Gil Thorp, 1/25/12
By the way, I’m still totally enjoying the Gil Thorp teen tattoo plot, I don’t care what you think! The latest development is the strange alliance between the transparently gay Lini (who’s against tattoos because, ugh, so tacky) and the assertively Christian Cortez Beecher (who’s against tattoos because Leviticus 19:28). Anyway, if we’re going to have the gay teen saying “Heavens!” and wearing bowties constantly, probably because someone saw it on Glee once or something, I’m pleased at panel three’s revelation that they’re real bowties, not some pre-tied clip-on nonsense. And also I’m going to assume that’s an ironic “Heavens!”

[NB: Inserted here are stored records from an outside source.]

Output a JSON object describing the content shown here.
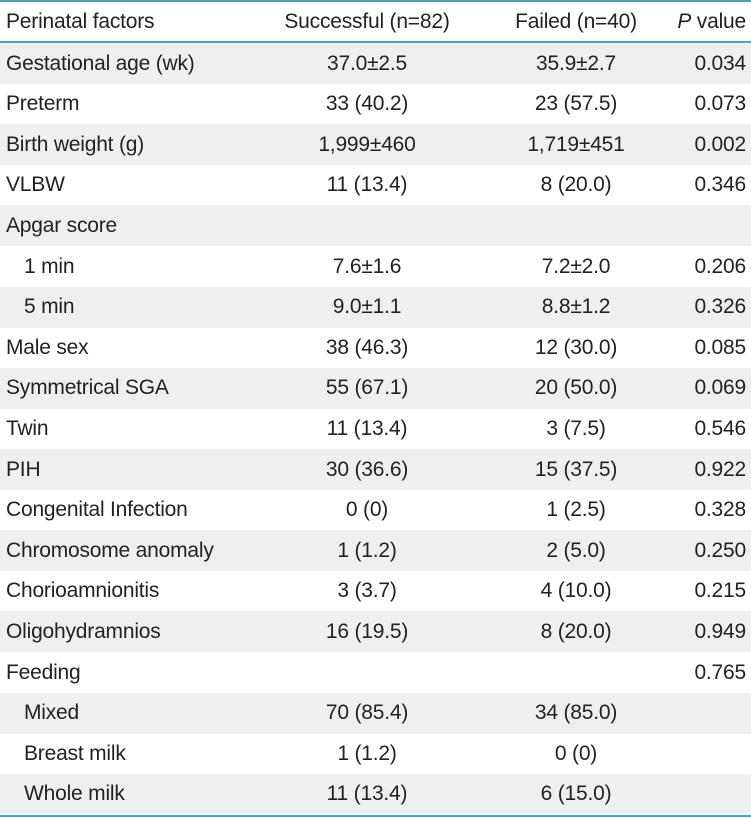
{
  "table": {
    "headers": {
      "factor": "Perinatal factors",
      "successful": "Successful (n=82)",
      "failed": "Failed (n=40)",
      "p_italic": "P",
      "p_rest": " value"
    },
    "rows": [
      {
        "factor": "Gestational age (wk)",
        "successful": "37.0±2.5",
        "failed": "35.9±2.7",
        "p": "0.034"
      },
      {
        "factor": "Preterm",
        "successful": "33 (40.2)",
        "failed": "23 (57.5)",
        "p": "0.073"
      },
      {
        "factor": "Birth weight (g)",
        "successful": "1,999±460",
        "failed": "1,719±451",
        "p": "0.002"
      },
      {
        "factor": "VLBW",
        "successful": "11 (13.4)",
        "failed": "8 (20.0)",
        "p": "0.346"
      },
      {
        "factor": "Apgar score",
        "successful": "",
        "failed": "",
        "p": ""
      },
      {
        "factor": "1 min",
        "successful": "7.6±1.6",
        "failed": "7.2±2.0",
        "p": "0.206"
      },
      {
        "factor": "5 min",
        "successful": "9.0±1.1",
        "failed": "8.8±1.2",
        "p": "0.326"
      },
      {
        "factor": "Male sex",
        "successful": "38 (46.3)",
        "failed": "12 (30.0)",
        "p": "0.085"
      },
      {
        "factor": "Symmetrical SGA",
        "successful": "55 (67.1)",
        "failed": "20 (50.0)",
        "p": "0.069"
      },
      {
        "factor": "Twin",
        "successful": "11 (13.4)",
        "failed": "3 (7.5)",
        "p": "0.546"
      },
      {
        "factor": "PIH",
        "successful": "30 (36.6)",
        "failed": "15 (37.5)",
        "p": "0.922"
      },
      {
        "factor": "Congenital Infection",
        "successful": "0 (0)",
        "failed": "1 (2.5)",
        "p": "0.328"
      },
      {
        "factor": "Chromosome anomaly",
        "successful": "1 (1.2)",
        "failed": "2 (5.0)",
        "p": "0.250"
      },
      {
        "factor": "Chorioamnionitis",
        "successful": "3 (3.7)",
        "failed": "4 (10.0)",
        "p": "0.215"
      },
      {
        "factor": "Oligohydramnios",
        "successful": "16 (19.5)",
        "failed": "8 (20.0)",
        "p": "0.949"
      },
      {
        "factor": "Feeding",
        "successful": "",
        "failed": "",
        "p": "0.765"
      },
      {
        "factor": "Mixed",
        "successful": "70 (85.4)",
        "failed": "34 (85.0)",
        "p": ""
      },
      {
        "factor": "Breast milk",
        "successful": "1 (1.2)",
        "failed": "0 (0)",
        "p": ""
      },
      {
        "factor": "Whole milk",
        "successful": "11 (13.4)",
        "failed": "6 (15.0)",
        "p": ""
      }
    ]
  },
  "colors": {
    "rule": "#4ba6b4",
    "shade": "#eef0f0",
    "text": "#222222"
  }
}
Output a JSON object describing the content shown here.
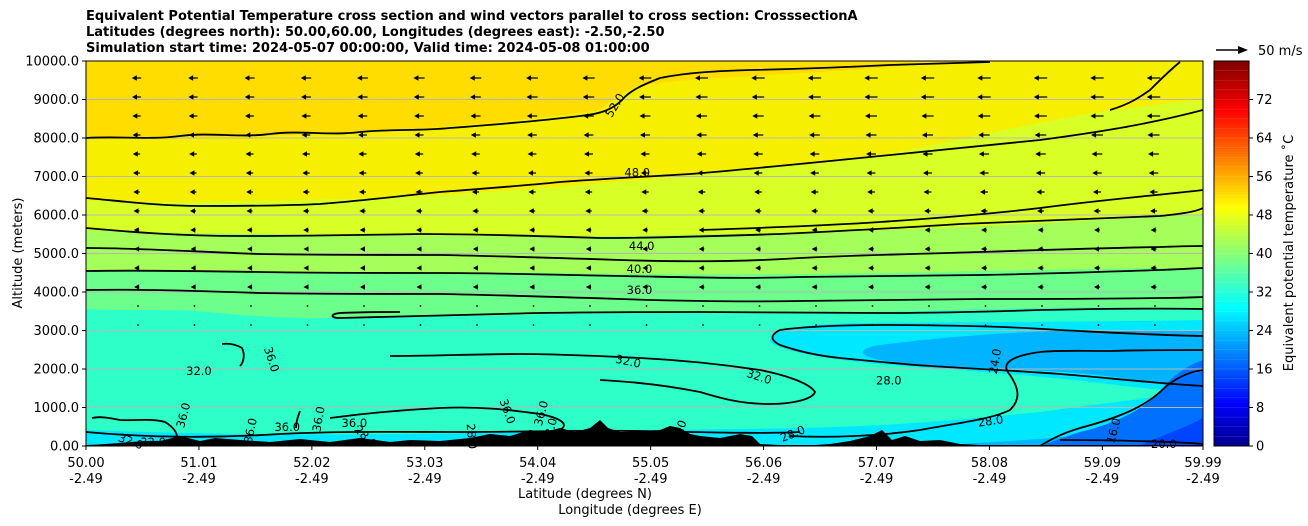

Another fun fact from panel three: Tim Summers thinks that voting, military service, and legal adulthood in general are all nothing but a big pile of garbage.
Family Circus, 1/25/12
Oh, thanks, Jeffy! I had barely noticed your little zipper problem, but now that you’ve called it a “mouth” I can’t stop staring at it, since it looks exactly like a monstrous lamprey-maw leading directly to the infinite blackness of some unspeakable hell-dimension.
Apartment 3-G, 1/25/12
In other news, Lu Ann just told Margo to eat shit! Watch it Lu Ann, you just learned about your real biological parentage, but that doesn’t give you superpowers.